Residents in Russell Estate, Tallaght, have been promised funding for security fencing in their estate, after they complained of walls in the estate being used as escape routes for burglars and drug dealers.

Sinn Féin councillor Louise Dunne said she put in the request to South Dublin Council after receiving calls from the chair of the resident’s association and a number of residents with their concerns.

Russell estate fencing 14082017

Cllr Dunne said that the area was ‘scourged’ by anti-social behaviour.

She said: “There are youths and adults climbing over back walls after dealing or robbing cars or houses. They would be from outside Russell Square.”

She added: “Several residents have rung me to complain that they were coming home from work and finding signs that attempts had been made to force open their windows or back doors.”

Although Dunne couldn’t give a quote for the security fencing, she said she met with a contractor and state management officer last month.

Railings in the estate were measured and the project has gone out to tender.

One resident, who did not wish to be named, said she had lived in the estate for 12 years and had noticed crime getting progressively worse.

She said: “People don’t want to leave their homes. Drug dealers will jump over walls in the estate, or deal to addicts through the fencing.

Russell estate vandalism 14082017

“They break into homes at four o’clock in the day. People will come from work to find burglaries.”

The woman said that the perpetrators range in age: “One neighbour saw a man in his 40s try to open every car at six in the morning. Then the man just walked into a neighbour’s hall before getting chased out.

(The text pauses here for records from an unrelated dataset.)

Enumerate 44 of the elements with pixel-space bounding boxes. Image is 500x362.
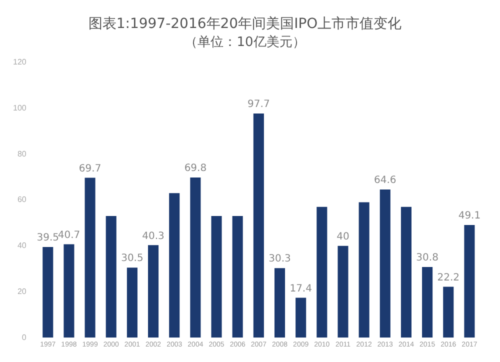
bar — [358, 202, 370, 338]
bar — [211, 216, 222, 338]
data-label: 40.3 — [142, 230, 164, 242]
bar — [42, 247, 54, 338]
data-label: 49.1 — [458, 210, 481, 222]
bar — [232, 216, 243, 338]
chart-title: 图表1:1997-2016年20年间美国IPO上市市值变化 — [88, 16, 402, 32]
bar — [106, 216, 116, 338]
data-label: 40 — [336, 231, 350, 242]
data-label: 64.6 — [374, 175, 396, 186]
bar — [64, 244, 74, 338]
data-label: 30.3 — [268, 254, 291, 265]
data-label: 69.7 — [78, 163, 102, 174]
data-label: 39.5 — [36, 232, 60, 244]
y-tick-label: 120 — [12, 58, 27, 67]
bar — [380, 189, 390, 338]
y-tick-label: 40 — [17, 241, 27, 250]
bar — [274, 268, 286, 338]
bar — [84, 178, 96, 338]
data-label: 30.5 — [121, 253, 144, 264]
bar — [338, 246, 348, 338]
data-label: 40.7 — [58, 230, 80, 241]
data-label: 30.8 — [416, 252, 438, 264]
bar — [190, 178, 201, 338]
y-tick-label: 20 — [17, 286, 27, 296]
data-label: 17.4 — [290, 283, 312, 294]
data-label: 97.7 — [248, 99, 270, 110]
bar — [253, 114, 264, 338]
bar — [169, 193, 180, 338]
chart-subtitle: （单位：10亿美元） — [184, 34, 306, 50]
y-tick-label: 100 — [12, 103, 27, 112]
bar — [316, 206, 328, 338]
data-label: 22.2 — [437, 272, 460, 284]
bar — [296, 298, 306, 338]
y-tick-label: 0 — [22, 332, 27, 342]
y-tick-label: 80 — [17, 149, 27, 158]
bar — [400, 206, 412, 338]
data-label: 69.8 — [184, 163, 207, 174]
bar — [126, 268, 138, 338]
y-tick-label: 60 — [17, 195, 27, 204]
bar — [443, 286, 454, 338]
bar — [148, 245, 159, 338]
bar — [464, 225, 475, 338]
bar — [422, 266, 433, 338]
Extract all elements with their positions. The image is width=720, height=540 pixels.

“Sometimes you’ll get teenagers aged 12-17 that climb over walls into gardens at 4am after a night out.”

The Russell Square Residents Association formed earlier this year and hopes to bring the community together to act against crime. They set up a Facebook page, which they said is ‘the only way to stay on top of things’ by allowing people to post incidents in the area in the hope.

The Russell Square woman said: “Even to see that the fencing was going to be put up, people were so happy. People are starting to stand up for themselves.”

However, she said they were disappointed by the lack of engagement from their community garda and claimed several emails attempting to reach out had been ignored.

In response, Garda Inspector Raymond Blake said that if a communication problem existed, it needed to be addressed. However he defended the ‘incredible dedication’ of the newly-appointed community garda in the area.

The woman said a year-and-a-half ago, around five dogs in the area died from suspected poisoning during the same time period. During another incident, she heard her windows being smashed ‘for no apparent reason’ and opened the door to find someone in a balaclava wielding a sledgehammer.

She laughed incredulously, saying: “I honestly don’t know what goes through these people’s heads.”

However, growing serious, she said the level of crime was taking its toll on the community: “The heartbreak caused is unbelievable. It costs so much to repair these things.

“People get isolated. With the violence around, it keeps them confined to their houses.”